Dans les mains des réalisateurs Kevin Kölsch et Dennis Widmyer, Simetierre ne devient donc qu’un énième film de trouille. Alors que l’intrigue de base prend son temps et s’étale sur des mois, on a l’impression que celle du film est plié en l’espace de quelques jours. Si un travail méticuleux est fait au niveau des décors et de la direction artistique, le script édulcore bien trop le roman, enchaînant les situations trop vite, sans que les personnages aient le temps d’exister. A l’image du pauvre Jason Clarke, acteur solide, mais qui semble totalement à côté de ses pompes. On passera sur tout ce que le film sacrifie, comme d’éliminer certains personnages secondaires, de faire une ellipse sur la relation entre Louis et Jud, sans oublier de limite faire passer le voisin pour un vieux fou. Peu subtile, le film ne ressort que les éléments les plus glauques ou effrayants (les camions) du roman pour les banaliser en vulgaires jump scare qu’on grille à des kilomètres. Une déception qui s’accrue jusqu’au final, totalement changé, et qui ne s’avère même pas payant tant il fait perdre toute valeur à cette réflexion sur la mort et à l’incapacité de faire le deuil qui terrasse littéralement le personnage de Lou Creed.

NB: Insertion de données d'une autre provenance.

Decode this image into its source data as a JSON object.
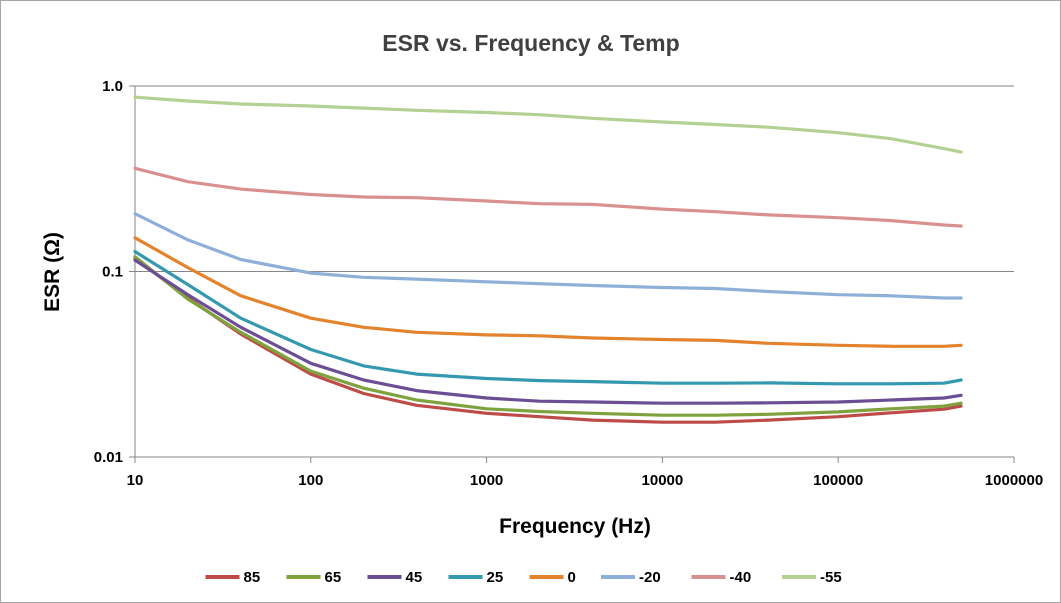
{
  "chart_data": {
    "type": "line",
    "title": "ESR vs. Frequency & Temp",
    "xlabel": "Frequency (Hz)",
    "ylabel": "ESR (Ω)",
    "x_scale": "log",
    "y_scale": "log",
    "xlim": [
      10,
      1000000
    ],
    "ylim": [
      0.01,
      1.0
    ],
    "x_ticks": [
      "10",
      "100",
      "1000",
      "10000",
      "100000",
      "1000000"
    ],
    "y_ticks": [
      "0.01",
      "0.1",
      "1.0"
    ],
    "grid": "horizontal",
    "legend": "bottom",
    "x": [
      10,
      20,
      40,
      100,
      200,
      400,
      1000,
      2000,
      4000,
      10000,
      20000,
      40000,
      100000,
      200000,
      400000,
      500000
    ],
    "series": [
      {
        "name": "85",
        "color": "#be4b48",
        "values": [
          0.118,
          0.072,
          0.046,
          0.028,
          0.022,
          0.019,
          0.0172,
          0.0165,
          0.0158,
          0.0154,
          0.0154,
          0.0158,
          0.0165,
          0.0173,
          0.0181,
          0.0188
        ]
      },
      {
        "name": "65",
        "color": "#7ea23d",
        "values": [
          0.12,
          0.071,
          0.047,
          0.029,
          0.0235,
          0.0203,
          0.0182,
          0.0176,
          0.0172,
          0.0168,
          0.0168,
          0.017,
          0.0175,
          0.0182,
          0.0188,
          0.0195
        ]
      },
      {
        "name": "45",
        "color": "#6c4e94",
        "values": [
          0.115,
          0.075,
          0.05,
          0.032,
          0.026,
          0.0228,
          0.0208,
          0.02,
          0.0198,
          0.0195,
          0.0195,
          0.0196,
          0.0198,
          0.0203,
          0.0208,
          0.0215
        ]
      },
      {
        "name": "25",
        "color": "#3498ae",
        "values": [
          0.128,
          0.085,
          0.056,
          0.038,
          0.031,
          0.028,
          0.0265,
          0.0258,
          0.0255,
          0.025,
          0.025,
          0.0251,
          0.0248,
          0.0248,
          0.025,
          0.026
        ]
      },
      {
        "name": "0",
        "color": "#e3832d",
        "values": [
          0.152,
          0.105,
          0.074,
          0.056,
          0.05,
          0.047,
          0.0455,
          0.045,
          0.0438,
          0.043,
          0.0425,
          0.041,
          0.04,
          0.0395,
          0.0395,
          0.04
        ]
      },
      {
        "name": "-20",
        "color": "#8eb0d8",
        "values": [
          0.205,
          0.148,
          0.116,
          0.098,
          0.093,
          0.091,
          0.088,
          0.086,
          0.084,
          0.082,
          0.081,
          0.078,
          0.075,
          0.074,
          0.072,
          0.072
        ]
      },
      {
        "name": "-40",
        "color": "#d9918f",
        "values": [
          0.36,
          0.305,
          0.278,
          0.26,
          0.252,
          0.25,
          0.24,
          0.232,
          0.23,
          0.217,
          0.21,
          0.202,
          0.195,
          0.188,
          0.178,
          0.176
        ]
      },
      {
        "name": "-55",
        "color": "#b2d193",
        "values": [
          0.87,
          0.83,
          0.8,
          0.78,
          0.76,
          0.74,
          0.72,
          0.7,
          0.67,
          0.64,
          0.62,
          0.6,
          0.56,
          0.52,
          0.46,
          0.44
        ]
      }
    ]
  }
}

Ticket ou Télé ? Télé, lorsqu’il passera un soir sur M6. En attendant, ressortez le bouquin de votre bibliothèque et dévorez le une nouvelle fois.
Simetierre souffre du syndrome Ça (en pire), à savoir échouer à retranscrire avec fidélité (et quitte à déranger donc) l’oeuvre de Stephen King. D’une histoire sombre et malsaine sur la mort et le deuil, Simetierre se transforme trop vite en vulgaire film d’horreur lambda, perdant au passage tout ce qui pouvait le singulariser. Malgré un travail qui se veut fidèle et respectueux, notamment dans les décors, le film ne remporte jamais le pari des changements qu’il a opéré, désacralisant même la puissance de la conclusion du roman. Ne reste plus qu’à se consoler avec un chat plutôt bien retors.